Now, researchers at the University of Rochester Medical Center (URMC) found that Sleep is critical for brain detoxification. Your brain has a unique method of removing toxic waste through what's been dubbed the glymphatic system.
The clincher is that this system ramps up its activity during sleep, thereby allowing your brain to clear out toxins, including harmful proteins linked to brain disorders such as Alzheimer's for example.
How Sleep Influences Your Physical Health
Interrupted or impaired sleep can:
- Increase your risk of heart disease.
- Harm your brain by halting new cell production. Sleep deprivation can increase levels of corticosterone (a stress hormone), resulting in fewer new brain cells being created in your hippocampus.
- Impair your ability to lose excess pounds or maintain your ideal weight. This is likely the effect of altered metabolism, because when you're sleep deprived, leptin (the hormone that signals satiety) falls, while ghrelin (which signals hunger) rises.
- Contribute to a pre-diabetic state, making you feel hungry even if you've already eaten, which can wreak havoc on your weight.
- Accelerate tumor growth, primarily due to disrupted melatonin production. Melatonin inhibits the proliferation of a wide range of cancer cell types, as well as triggering cancer cell apoptosis (self destruction). The hormone also interferes with the new blood supply tumors require for their rapid growth (angiogenesis)

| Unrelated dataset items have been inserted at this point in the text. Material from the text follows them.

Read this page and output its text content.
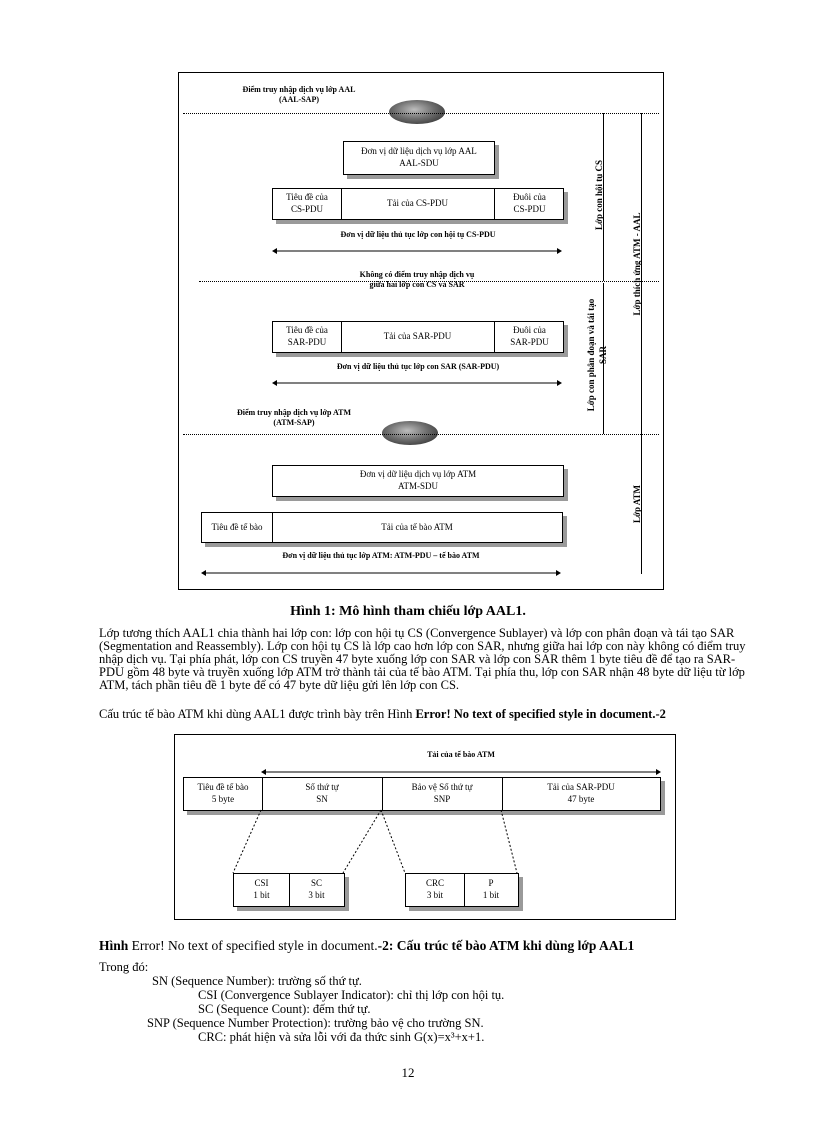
Điểm truy nhập dịch vụ lớp AAL
(AAL-SAP)
Đơn vị dữ liệu dịch vụ lớp AAL
AAL-SDU
Tiêu đề của
CS-PDU
Tải của CS-PDU
Đuôi của
CS-PDU
Đơn vị dữ liệu thủ tục lớp con hội tụ CS-PDU
Không có điểm truy nhập dịch vụ
giữa hai lớp con CS và SAR
Tiêu đề của
SAR-PDU
Tải của SAR-PDU
Đuôi của
SAR-PDU
Đơn vị dữ liệu thủ tục lớp con SAR (SAR-PDU)
Điểm truy nhập dịch vụ lớp ATM
(ATM-SAP)
Đơn vị dữ liệu dịch vụ lớp ATM
ATM-SDU
Tiêu đề tế bào	Tải của tế bào ATM
Đơn vị dữ liệu thủ tục lớp ATM: ATM-PDU – tế bào ATM
Lớp con hội tụ CS
Lớp con phân đoạn và tái tạo SAR
Lớp thích ứng ATM - AAL
Lớp ATM
Hình 1: Mô hình tham chiếu lớp AAL1.
Lớp tương thích AAL1 chia thành hai lớp con: lớp con hội tụ CS (Convergence Sublayer) và lớp con phân đoạn và tái tạo SAR (Segmentation and Reassembly). Lớp con hội tụ CS là lớp cao hơn lớp con SAR, nhưng giữa hai lớp con này không có điểm truy nhập dịch vụ. Tại phía phát, lớp con CS truyền 47 byte xuống lớp con SAR và lớp con SAR thêm 1 byte tiêu đề để tạo ra SAR-PDU gồm 48 byte và truyền xuống lớp ATM trở thành tải của tế bào ATM. Tại phía thu, lớp con SAR nhận 48 byte dữ liệu từ lớp ATM, tách phần tiêu đề 1 byte để có 47 byte dữ liệu gửi lên lớp con CS.
Cấu trúc tế bào ATM khi dùng AAL1 được trình bày trên Hình Error! No text of specified style in document.-2
Tải của tế bào ATM
Tiêu đề tế bào
5 byte
Số thứ tự
SN
Bảo vệ Số thứ tự
SNP
Tải của SAR-PDU
47 byte
CSI
1 bit
SC
3 bit
CRC
3 bit
P
1 bit
Hình Error! No text of specified style in document.-2: Cấu trúc tế bào ATM khi dùng lớp AAL1
Trong đó:
SN (Sequence Number): trường số thứ tự.
CSI (Convergence Sublayer Indicator): chỉ thị lớp con hội tụ.
SC (Sequence Count): đếm thứ tự.
SNP (Sequence Number Protection): trường bảo vệ cho trường SN.
CRC: phát hiện và sửa lỗi với đa thức sinh G(x)=x³+x+1.
12
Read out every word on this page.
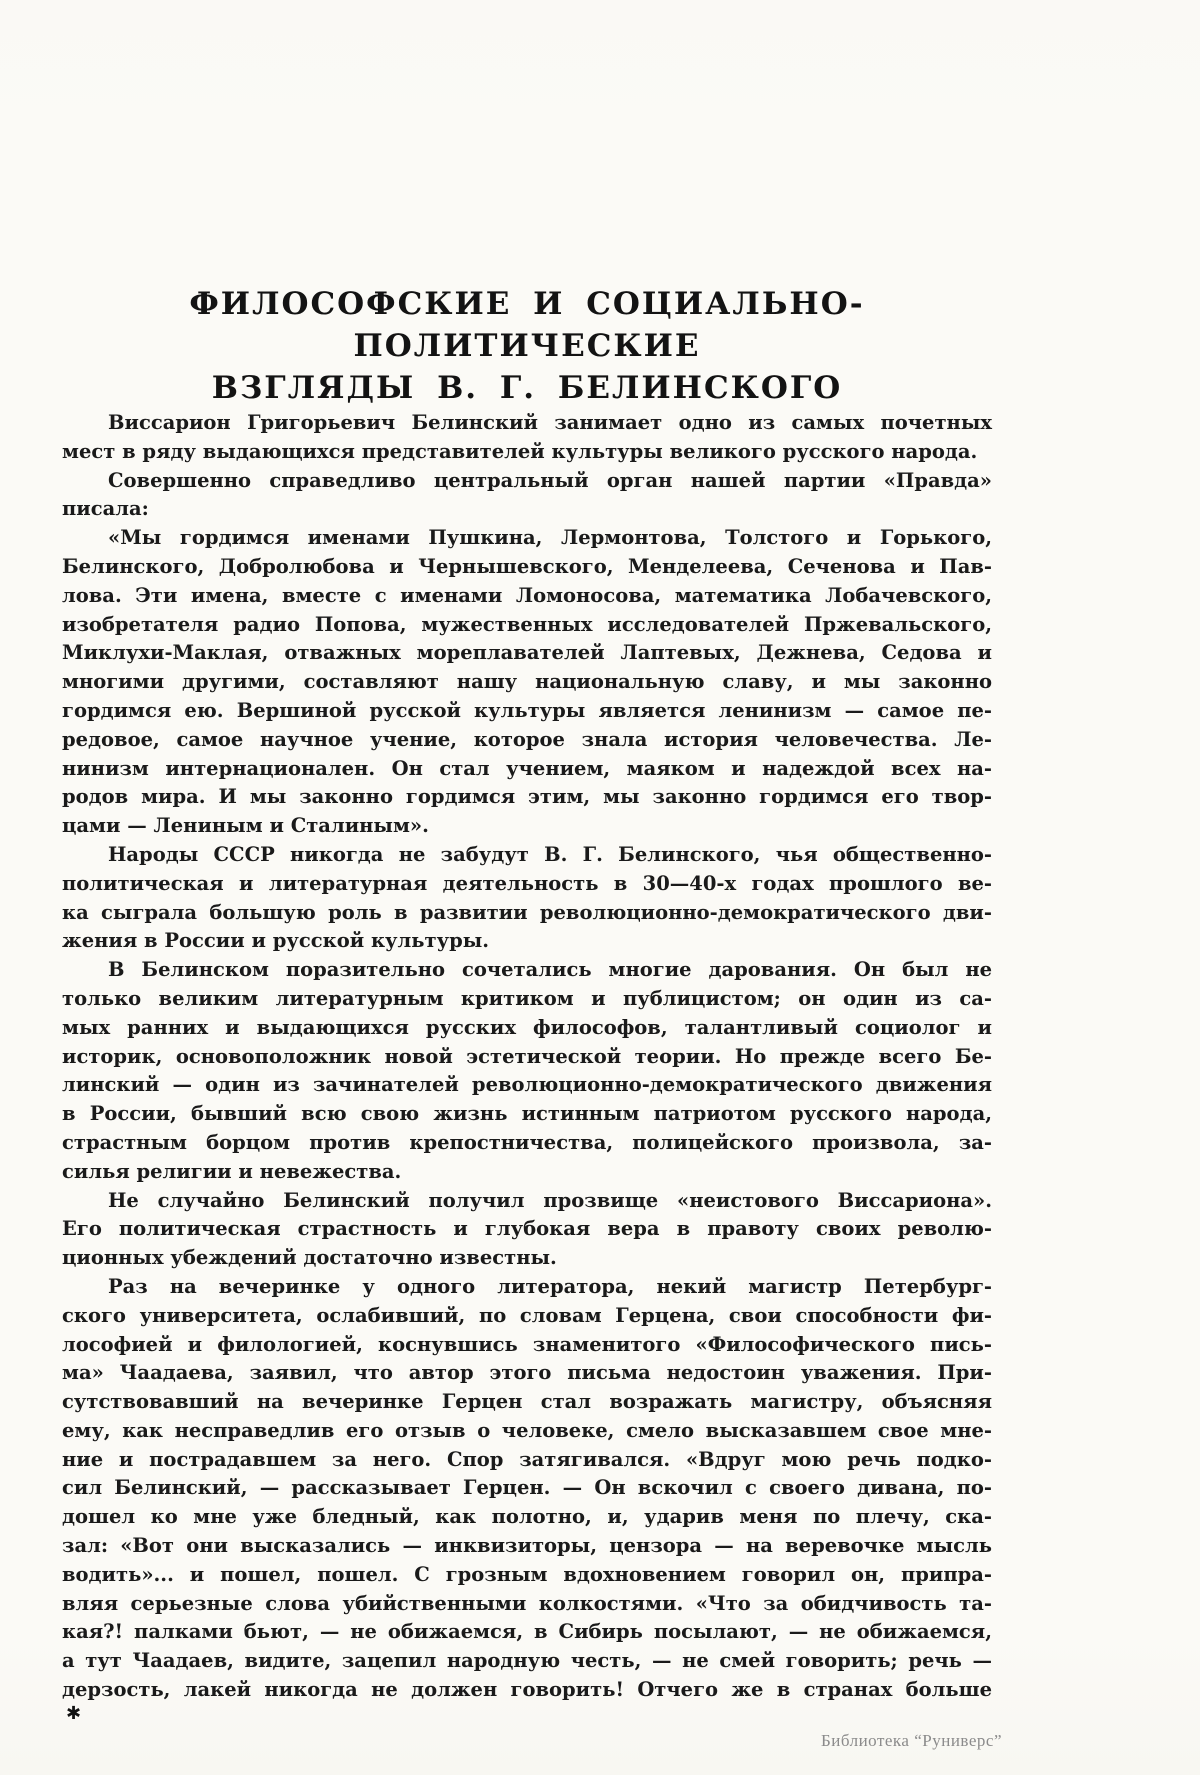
ФИЛОСОФСКИЕ И СОЦИАЛЬНО-ПОЛИТИЧЕСКИЕ
ВЗГЛЯДЫ В. Г. БЕЛИНСКОГО
Виссарион Григорьевич Белинский занимает одно из самых почетных
мест в ряду выдающихся представителей культуры великого русского народа.
Совершенно справедливо центральный орган нашей партии «Правда»
писала:
«Мы гордимся именами Пушкина, Лермонтова, Толстого и Горького,
Белинского, Добролюбова и Чернышевского, Менделеева, Сеченова и Пав-
лова. Эти имена, вместе с именами Ломоносова, математика Лобачевского,
изобретателя радио Попова, мужественных исследователей Пржевальского,
Миклухи-Маклая, отважных мореплавателей Лаптевых, Дежнева, Седова и
многими другими, составляют нашу национальную славу, и мы законно
гордимся ею. Вершиной русской культуры является ленинизм — самое пе-
редовое, самое научное учение, которое знала история человечества. Ле-
нинизм интернационален. Он стал учением, маяком и надеждой всех на-
родов мира. И мы законно гордимся этим, мы законно гордимся его твор-
цами — Лениным и Сталиным».
Народы СССР никогда не забудут В. Г. Белинского, чья общественно-
политическая и литературная деятельность в 30—40-х годах прошлого ве-
ка сыграла большую роль в развитии революционно-демократического дви-
жения в России и русской культуры.
В Белинском поразительно сочетались многие дарования. Он был не
только великим литературным критиком и публицистом; он один из са-
мых ранних и выдающихся русских философов, талантливый социолог и
историк, основоположник новой эстетической теории. Но прежде всего Бе-
линский — один из зачинателей революционно-демократического движения
в России, бывший всю свою жизнь истинным патриотом русского народа,
страстным борцом против крепостничества, полицейского произвола, за-
силья религии и невежества.
Не случайно Белинский получил прозвище «неистового Виссариона».
Его политическая страстность и глубокая вера в правоту своих револю-
ционных убеждений достаточно известны.
Раз на вечеринке у одного литератора, некий магистр Петербург-
ского университета, ослабивший, по словам Герцена, свои способности фи-
лософией и филологией, коснувшись знаменитого «Философического пись-
ма» Чаадаева, заявил, что автор этого письма недостоин уважения. При-
сутствовавший на вечеринке Герцен стал возражать магистру, объясняя
ему, как несправедлив его отзыв о человеке, смело высказавшем свое мне-
ние и пострадавшем за него. Спор затягивался. «Вдруг мою речь подко-
сил Белинский, — рассказывает Герцен. — Он вскочил с своего дивана, по-
дошел ко мне уже бледный, как полотно, и, ударив меня по плечу, ска-
зал: «Вот они высказались — инквизиторы, цензора — на веревочке мысль
водить»... и пошел, пошел. С грозным вдохновением говорил он, припра-
вляя серьезные слова убийственными колкостями. «Что за обидчивость та-
кая?! палками бьют, — не обижаемся, в Сибирь посылают, — не обижаемся,
а тут Чаадаев, видите, зацепил народную честь, — не смей говорить; речь —
дерзость, лакей никогда не должен говорить! Отчего же в странах больше
✱
Библиотека “Руниверс”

- Contribute to premature aging by interfering with your growth hormone production, normally released by your pituitary gland during deep sleep (and during certain types of exercise, such as high intensity interval training).

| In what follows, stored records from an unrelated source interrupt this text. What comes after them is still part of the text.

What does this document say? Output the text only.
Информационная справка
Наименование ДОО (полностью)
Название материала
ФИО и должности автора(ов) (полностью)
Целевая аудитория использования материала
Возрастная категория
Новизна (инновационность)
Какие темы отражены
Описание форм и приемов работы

- Raise your blood pressure.
- Increase your risk of dying from any cause.
Furthermore, lack of sleep can further exacerbate chronic diseases such as:
- Multiple Sclerosis (MS)
- Gastrointestinal tract disorders
- Kidney disease
- Behavioral problems in children
Top 10 health benefits of a good night's sleep
The following are the top 10 health benefits of a good night's sleep:
- Sleep keeps your heart healthy.
- Sleep may prevent cancer.
- Sleep reduces stress.
- Sleep reduces inflammation.
- Sleep bolsters your memory.
- Sleep can help you lose weight.
- Sleep makes you more alert.
- Naps makes you smarter.
- Sleep can reduce your risk of depression.
- Sleep helps the revitalizes the body.